Morocco quake
The earthquake, which has killed over 2,000 people, hit at around 11 pm (ET) with a 6.8 magnitude. AFP News/FADEL SENNA

The UK has immediately deployed specialist search and rescue teams to Morocco after a huge earthquake hit on Friday night (8 September).

The earthquake, which hit at around 11 pm (ET), had a 6.8 magnitude and was recorded as the country's largest in 60 years.

The earthquake killed more than 2,100 people in its path.

Although earthquakes in Morocco are not unusual, according to the Science Media Centre, "this one is larger and close to the large city of Marrakesh".

The natural disaster, which was unexpected, shredded Marrakesh and parts of the capital Rabat.

The earthquake that shredded Marrakesh, has killed more than 2,000 people.

Tayeb ait Ighenbaz, who is from a small community in the Atlas Mountains, said that he was forced to choose whether to save his son or his parents.

"It all happened so quickly. When the earthquake happened we all ran to the door. My dad was sleeping and I shouted at my mum to come, but she stayed behind to wait for him," Tayeb told reporters.

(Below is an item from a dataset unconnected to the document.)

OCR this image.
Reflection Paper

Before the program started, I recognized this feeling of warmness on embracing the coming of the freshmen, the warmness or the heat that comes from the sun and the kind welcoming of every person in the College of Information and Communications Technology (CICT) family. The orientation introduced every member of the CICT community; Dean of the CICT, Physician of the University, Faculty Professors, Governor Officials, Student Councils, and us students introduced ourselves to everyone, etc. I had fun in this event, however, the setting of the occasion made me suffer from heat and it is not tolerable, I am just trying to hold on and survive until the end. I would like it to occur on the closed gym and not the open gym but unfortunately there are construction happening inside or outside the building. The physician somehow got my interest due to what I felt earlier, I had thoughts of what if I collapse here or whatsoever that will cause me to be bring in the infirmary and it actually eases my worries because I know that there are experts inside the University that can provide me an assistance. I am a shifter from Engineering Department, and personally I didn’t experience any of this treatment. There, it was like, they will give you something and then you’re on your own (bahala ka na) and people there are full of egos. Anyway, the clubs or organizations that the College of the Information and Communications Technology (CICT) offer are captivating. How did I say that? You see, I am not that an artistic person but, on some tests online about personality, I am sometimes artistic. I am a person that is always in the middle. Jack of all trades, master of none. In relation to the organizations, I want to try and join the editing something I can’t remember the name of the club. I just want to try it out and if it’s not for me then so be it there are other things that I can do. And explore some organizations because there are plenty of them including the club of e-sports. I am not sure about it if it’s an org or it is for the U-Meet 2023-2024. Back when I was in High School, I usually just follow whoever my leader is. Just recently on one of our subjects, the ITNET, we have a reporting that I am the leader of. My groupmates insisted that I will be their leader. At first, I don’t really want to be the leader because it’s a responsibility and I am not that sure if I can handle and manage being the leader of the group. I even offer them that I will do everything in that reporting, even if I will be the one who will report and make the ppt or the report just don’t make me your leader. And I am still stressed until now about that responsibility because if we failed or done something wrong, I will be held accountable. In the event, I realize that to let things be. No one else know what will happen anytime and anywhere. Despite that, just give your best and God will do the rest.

As his small stone home was collapsing, he made his way back to the exit of the building where he noticed his son and his parents trapped under the debris.

Tayeb spotted his son, only 11 years old, when he saw his small hand poking through the rubble.

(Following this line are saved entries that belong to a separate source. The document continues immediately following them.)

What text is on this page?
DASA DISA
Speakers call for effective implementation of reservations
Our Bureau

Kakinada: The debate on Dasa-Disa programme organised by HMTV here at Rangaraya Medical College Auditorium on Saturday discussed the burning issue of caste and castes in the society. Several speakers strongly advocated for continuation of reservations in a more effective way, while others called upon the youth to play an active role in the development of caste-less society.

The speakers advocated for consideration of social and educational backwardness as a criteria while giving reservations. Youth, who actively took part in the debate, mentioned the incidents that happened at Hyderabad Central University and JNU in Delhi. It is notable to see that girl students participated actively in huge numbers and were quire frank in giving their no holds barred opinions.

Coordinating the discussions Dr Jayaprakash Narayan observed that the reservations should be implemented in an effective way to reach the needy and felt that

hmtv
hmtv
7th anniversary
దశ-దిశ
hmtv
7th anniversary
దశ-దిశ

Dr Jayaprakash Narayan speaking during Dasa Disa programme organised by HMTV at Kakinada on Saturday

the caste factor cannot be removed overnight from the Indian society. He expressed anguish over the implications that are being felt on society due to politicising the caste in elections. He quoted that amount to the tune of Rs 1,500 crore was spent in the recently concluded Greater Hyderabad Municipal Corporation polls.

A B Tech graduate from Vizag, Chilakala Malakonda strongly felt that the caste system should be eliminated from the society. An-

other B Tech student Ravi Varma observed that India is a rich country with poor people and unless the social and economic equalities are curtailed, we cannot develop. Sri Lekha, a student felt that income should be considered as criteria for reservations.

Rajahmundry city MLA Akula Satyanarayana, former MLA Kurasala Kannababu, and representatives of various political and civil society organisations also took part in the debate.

After immediately rushing to dig his son out of the stone trap, he turned to rescue his parents. By then, it was too late.

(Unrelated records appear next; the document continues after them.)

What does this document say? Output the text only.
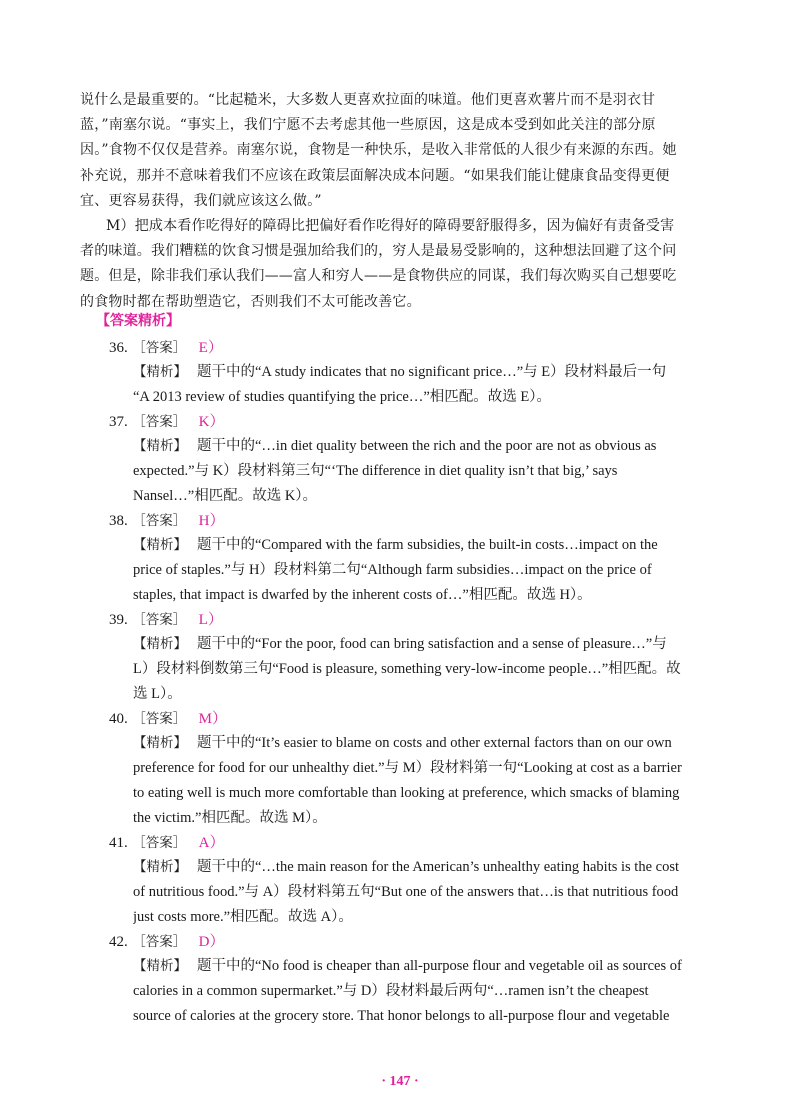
说什么是最重要的。“比起糙米，大多数人更喜欢拉面的味道。他们更喜欢薯片而不是羽衣甘
蓝，”南塞尔说。“事实上，我们宁愿不去考虑其他一些原因，这是成本受到如此关注的部分原
因。”食物不仅仅是营养。南塞尔说，食物是一种快乐，是收入非常低的人很少有来源的东西。她
补充说，那并不意味着我们不应该在政策层面解决成本问题。“如果我们能让健康食品变得更便
宜、更容易获得，我们就应该这么做。”
M）把成本看作吃得好的障碍比把偏好看作吃得好的障碍要舒服得多，因为偏好有责备受害
者的味道。我们糟糕的饮食习惯是强加给我们的，穷人是最易受影响的，这种想法回避了这个问
题。但是，除非我们承认我们——富人和穷人——是食物供应的同谋，我们每次购买自己想要吃
的食物时都在帮助塑造它，否则我们不太可能改善它。
【答案精析】
36. ［答案］ E）
【精析】 题干中的“A study indicates that no significant price…”与 E）段材料最后一句
“A 2013 review of studies quantifying the price…”相匹配。故选 E）。
37. ［答案］ K）
【精析】 题干中的“…in diet quality between the rich and the poor are not as obvious as
expected.”与 K）段材料第三句“‘The difference in diet quality isn’t that big,’ says
Nansel…”相匹配。故选 K）。
38. ［答案］ H）
【精析】 题干中的“Compared with the farm subsidies, the built-in costs…impact on the
price of staples.”与 H）段材料第二句“Although farm subsidies…impact on the price of
staples, that impact is dwarfed by the inherent costs of…”相匹配。故选 H）。
39. ［答案］ L）
【精析】 题干中的“For the poor, food can bring satisfaction and a sense of pleasure…”与
L）段材料倒数第三句“Food is pleasure, something very-low-income people…”相匹配。故
选 L）。
40. ［答案］ M）
【精析】 题干中的“It’s easier to blame on costs and other external factors than on our own
preference for food for our unhealthy diet.”与 M）段材料第一句“Looking at cost as a barrier
to eating well is much more comfortable than looking at preference, which smacks of blaming
the victim.”相匹配。故选 M）。
41. ［答案］ A）
【精析】 题干中的“…the main reason for the American’s unhealthy eating habits is the cost
of nutritious food.”与 A）段材料第五句“But one of the answers that…is that nutritious food
just costs more.”相匹配。故选 A）。
42. ［答案］ D）
【精析】 题干中的“No food is cheaper than all-purpose flour and vegetable oil as sources of
calories in a common supermarket.”与 D）段材料最后两句“…ramen isn’t the cheapest
source of calories at the grocery store. That honor belongs to all-purpose flour and vegetable
· 147 ·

In tears, Tayeb said: "I had to choose between my parents and son."

"I couldn't help my parents because the wall fell over half of their bodies. It's so sad. I saw my parents dying," he added.

Tayeb, his wife and his son are living with other relatives in makeshift tents close to their fallen home. Tayeb also told reporters that all of his money was in his house, and most of his goats had been killed.

Tayeb concluded: "It's like being born again into a new life. No parents, no house, no food, no clothes. I'm 50 years old now and I'm having to start again."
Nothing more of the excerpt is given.